Black Lake is a reservoir located between Creston and Campti in North Louisiana. Water feeds into Black Lake from Black Lake Bayou, a watershed that extends from north of Gibsland in Bienville Parish and south to Clarence in Natchitoches Parish through the parishes of Claiborne, Webster, Bienville, Red River and Natchitoches. The elevation of the lake is 102 ft. Louisiana Highway 9 runs across Black Lake. On the west side of Highway 9 the body of water is called Black Lake — the east is called Clear Lake or Clear Lake Bayou. The Clear Lake side is near another body of water: Saline Lake. Between Clear Lake and Saline Lake is the Alan Chiverly Dam, constructed in 1934. Road 1226 also extends between the lakes. The full area of the Black Lake is 13,500 acres.
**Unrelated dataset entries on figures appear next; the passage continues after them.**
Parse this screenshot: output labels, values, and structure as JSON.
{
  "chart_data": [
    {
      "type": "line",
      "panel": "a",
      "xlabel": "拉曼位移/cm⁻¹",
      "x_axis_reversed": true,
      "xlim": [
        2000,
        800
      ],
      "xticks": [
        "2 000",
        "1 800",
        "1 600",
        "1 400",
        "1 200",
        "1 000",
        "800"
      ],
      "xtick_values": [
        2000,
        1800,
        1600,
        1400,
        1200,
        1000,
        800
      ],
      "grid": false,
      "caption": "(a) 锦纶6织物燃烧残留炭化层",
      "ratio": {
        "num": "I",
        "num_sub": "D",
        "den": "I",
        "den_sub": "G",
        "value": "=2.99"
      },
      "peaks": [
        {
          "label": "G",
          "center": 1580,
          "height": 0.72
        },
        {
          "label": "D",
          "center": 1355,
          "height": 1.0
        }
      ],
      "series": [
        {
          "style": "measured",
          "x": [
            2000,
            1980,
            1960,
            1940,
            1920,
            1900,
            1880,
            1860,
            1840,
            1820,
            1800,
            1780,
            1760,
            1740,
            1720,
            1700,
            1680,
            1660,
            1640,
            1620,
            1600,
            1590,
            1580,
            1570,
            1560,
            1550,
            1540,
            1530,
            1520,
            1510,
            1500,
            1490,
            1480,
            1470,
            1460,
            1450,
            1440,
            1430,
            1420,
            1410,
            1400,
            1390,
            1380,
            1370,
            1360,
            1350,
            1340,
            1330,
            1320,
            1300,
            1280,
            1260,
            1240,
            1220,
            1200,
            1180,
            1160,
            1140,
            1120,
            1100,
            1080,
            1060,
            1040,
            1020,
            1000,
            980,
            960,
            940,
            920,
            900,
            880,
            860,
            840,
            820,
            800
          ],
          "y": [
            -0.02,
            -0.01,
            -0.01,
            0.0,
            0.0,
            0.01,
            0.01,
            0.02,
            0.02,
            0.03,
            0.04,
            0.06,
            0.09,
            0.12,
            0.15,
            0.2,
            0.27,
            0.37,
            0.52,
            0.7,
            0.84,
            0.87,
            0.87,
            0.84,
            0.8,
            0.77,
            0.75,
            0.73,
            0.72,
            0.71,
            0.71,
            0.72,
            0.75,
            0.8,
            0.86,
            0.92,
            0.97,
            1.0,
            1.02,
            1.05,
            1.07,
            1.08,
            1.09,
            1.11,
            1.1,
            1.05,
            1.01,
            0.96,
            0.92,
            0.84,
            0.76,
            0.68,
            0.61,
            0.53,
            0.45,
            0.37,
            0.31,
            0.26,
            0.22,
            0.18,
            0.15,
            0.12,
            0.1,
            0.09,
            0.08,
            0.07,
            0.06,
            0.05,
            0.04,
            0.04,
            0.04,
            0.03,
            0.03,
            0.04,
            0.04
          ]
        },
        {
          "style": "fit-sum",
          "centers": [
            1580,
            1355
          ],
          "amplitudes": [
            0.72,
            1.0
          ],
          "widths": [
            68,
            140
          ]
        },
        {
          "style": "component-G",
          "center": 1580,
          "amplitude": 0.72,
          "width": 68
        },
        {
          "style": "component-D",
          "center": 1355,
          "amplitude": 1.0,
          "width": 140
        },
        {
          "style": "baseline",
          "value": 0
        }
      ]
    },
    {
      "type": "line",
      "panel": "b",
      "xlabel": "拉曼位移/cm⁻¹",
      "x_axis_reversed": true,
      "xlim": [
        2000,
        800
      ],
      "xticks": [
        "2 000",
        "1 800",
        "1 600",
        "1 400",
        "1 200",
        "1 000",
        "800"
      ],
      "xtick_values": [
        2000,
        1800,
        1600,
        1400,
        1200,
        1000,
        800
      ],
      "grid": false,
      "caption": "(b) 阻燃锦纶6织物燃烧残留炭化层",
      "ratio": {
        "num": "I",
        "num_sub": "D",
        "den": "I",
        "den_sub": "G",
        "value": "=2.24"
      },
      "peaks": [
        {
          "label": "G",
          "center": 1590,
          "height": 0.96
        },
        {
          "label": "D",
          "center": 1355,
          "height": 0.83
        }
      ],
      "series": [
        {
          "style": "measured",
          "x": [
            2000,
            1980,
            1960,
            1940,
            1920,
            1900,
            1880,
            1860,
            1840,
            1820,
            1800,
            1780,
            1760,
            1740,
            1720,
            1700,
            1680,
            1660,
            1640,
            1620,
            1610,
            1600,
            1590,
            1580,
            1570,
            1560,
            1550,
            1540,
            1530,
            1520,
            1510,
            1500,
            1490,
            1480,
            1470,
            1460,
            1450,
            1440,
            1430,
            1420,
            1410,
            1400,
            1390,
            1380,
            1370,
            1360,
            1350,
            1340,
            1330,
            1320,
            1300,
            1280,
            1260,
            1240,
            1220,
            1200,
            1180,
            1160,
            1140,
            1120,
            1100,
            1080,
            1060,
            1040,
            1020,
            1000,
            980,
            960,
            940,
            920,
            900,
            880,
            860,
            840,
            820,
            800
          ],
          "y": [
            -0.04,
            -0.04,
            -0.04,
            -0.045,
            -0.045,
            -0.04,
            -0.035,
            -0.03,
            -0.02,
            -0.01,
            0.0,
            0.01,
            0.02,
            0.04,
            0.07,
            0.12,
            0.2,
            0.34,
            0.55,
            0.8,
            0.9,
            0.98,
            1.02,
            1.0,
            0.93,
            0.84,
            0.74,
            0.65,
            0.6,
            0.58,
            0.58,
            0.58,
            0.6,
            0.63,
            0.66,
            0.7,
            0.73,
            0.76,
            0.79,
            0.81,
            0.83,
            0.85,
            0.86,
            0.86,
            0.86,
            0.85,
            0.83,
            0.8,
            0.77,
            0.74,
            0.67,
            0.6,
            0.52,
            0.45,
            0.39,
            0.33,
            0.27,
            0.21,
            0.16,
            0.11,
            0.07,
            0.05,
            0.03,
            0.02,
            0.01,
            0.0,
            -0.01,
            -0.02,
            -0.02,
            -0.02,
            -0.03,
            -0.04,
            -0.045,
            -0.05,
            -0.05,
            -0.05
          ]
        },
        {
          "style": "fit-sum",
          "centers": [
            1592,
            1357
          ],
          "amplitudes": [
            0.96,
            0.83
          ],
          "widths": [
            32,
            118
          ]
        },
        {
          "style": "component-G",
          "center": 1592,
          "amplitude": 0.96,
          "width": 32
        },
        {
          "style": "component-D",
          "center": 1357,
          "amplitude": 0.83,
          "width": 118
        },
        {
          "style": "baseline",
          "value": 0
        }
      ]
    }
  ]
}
Black Lake itself is shallow so in cold temperatures the fish head to Clear Lake and continue on towards Black Bayou as the weather gets colder so that in colder months the fish can be found only in deeper waters. Most of the crappie found at Black Lake are black crappie.

Residents about Black Lake use the Campti and Clarence ZIP Codes, 71411 and 71414, respectively. They are zoned to Lakeview Junior/Senior High School. There are boat launches and campgrounds for fishing and boating. Bell's Camp, founded in 1936 by the late Albert and Eva Bell, is still operated by their daughter, Joy Bell Wimberly (born 1924). Nearby was a catfish and steak restaurant known as Sea and Sirloin, which opened in 1983.

==Landscape==
Black Lake is wide in some places such as at the Hwy 9 bridge and tight in other places because of the growth of cypress trees. There are channels cut into the lake that allow clearance for boats. Boats stay in the channels or risk grounding on tree stumps. The aquatic vegetation such as moss, seaweed and algae are visible at surface level.

==Geography==
The latitude and longitude coordinates for Black Lake are 31.9574, -93.0466 and the altitude is 102 feet (31 m).